The acted narrative itself is unfortunately less successful, intertwining two storylines which never really quite gel. Storyline one is of course the creation of the wretched film, which makes for great comedy. The second storyline is about the relationship between Art Nelson and his first wife Lois, a poor girl abused by her ultra-religious mother, only to be further tortured after her marriage, by a psychopath husband who treats her like his personal slave.
The two storylines skip to each other at will, together creating an endless barrage of defamation towards Nelson as part con-man, part vile abuser, all creep. Which is fine and in all probability what the man deserves, but despite the film being about him, you still never get a good impression about what goes on behind the facade. You don't even find out if Nelson himself thought he could actually direct or not.

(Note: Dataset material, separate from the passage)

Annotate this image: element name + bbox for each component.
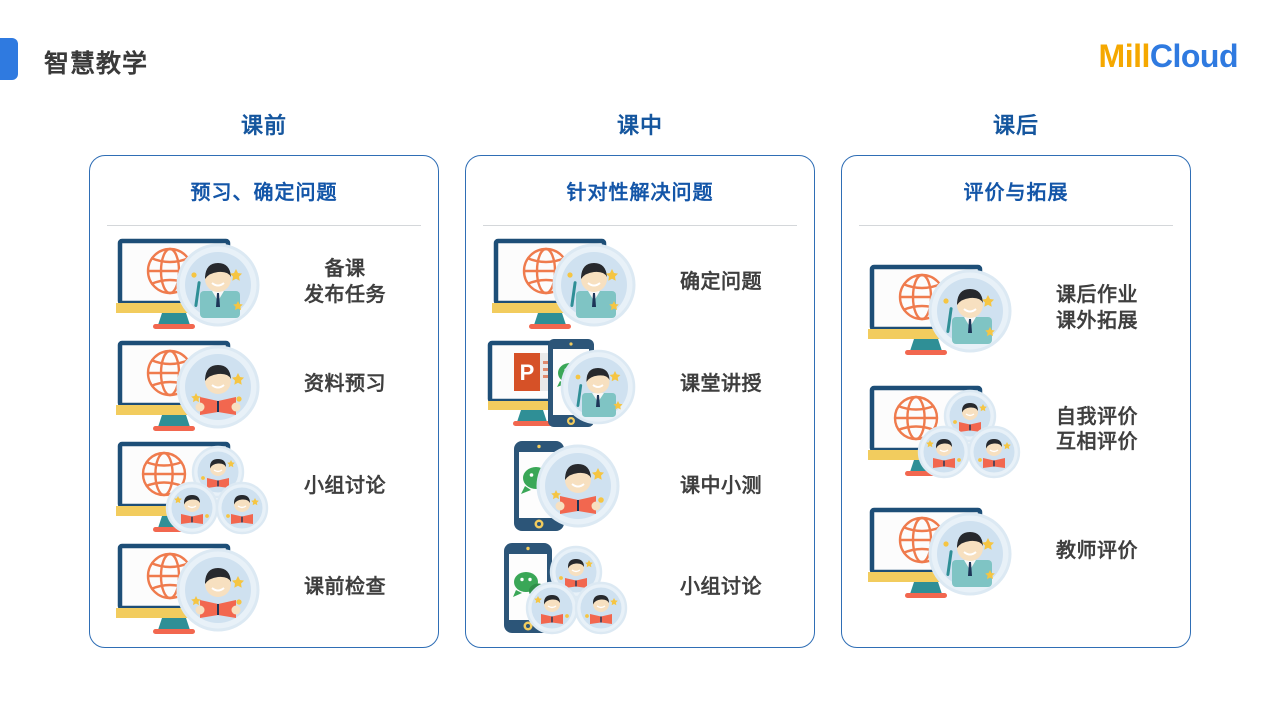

The actors, however, deserve full credit, giving the material their all. Bill LeVasseur is solid as producer William Thourlby, one of the main sources of funding for The Creeping Terror, and also one of the first people to smell a rat.
Josh Phillips plays the maniacal Art Nelson and impressively manages to avoid portraying him as a cartoon, even when the script pushes him hard in that direction. During the scenes of domestic abuse, he even becomes a disturbingly menacing presence, all fun and charm leaving his character at the drop of a hat when necessary.
But perhaps best of all is Jodi Lynn Thomas as the beleaguered Lois, who has the most developed character arc in the film and stays believable throughout. If there is any justice, these three actors should fast become more famous because of their work in this film.
In the end, The Creep Behind the Camera doesn't quite entirely come together, nor does it become as great as you'd want it to. But it is a cute and clever hybrid which makes for some thoroughly enjoyable viewing, due to its bizarre subject-matter and the damn good acting from its leads.
The audiences at Imagine Amsterdam liked it too, and awarded the film a rating of 6.9 out of 10.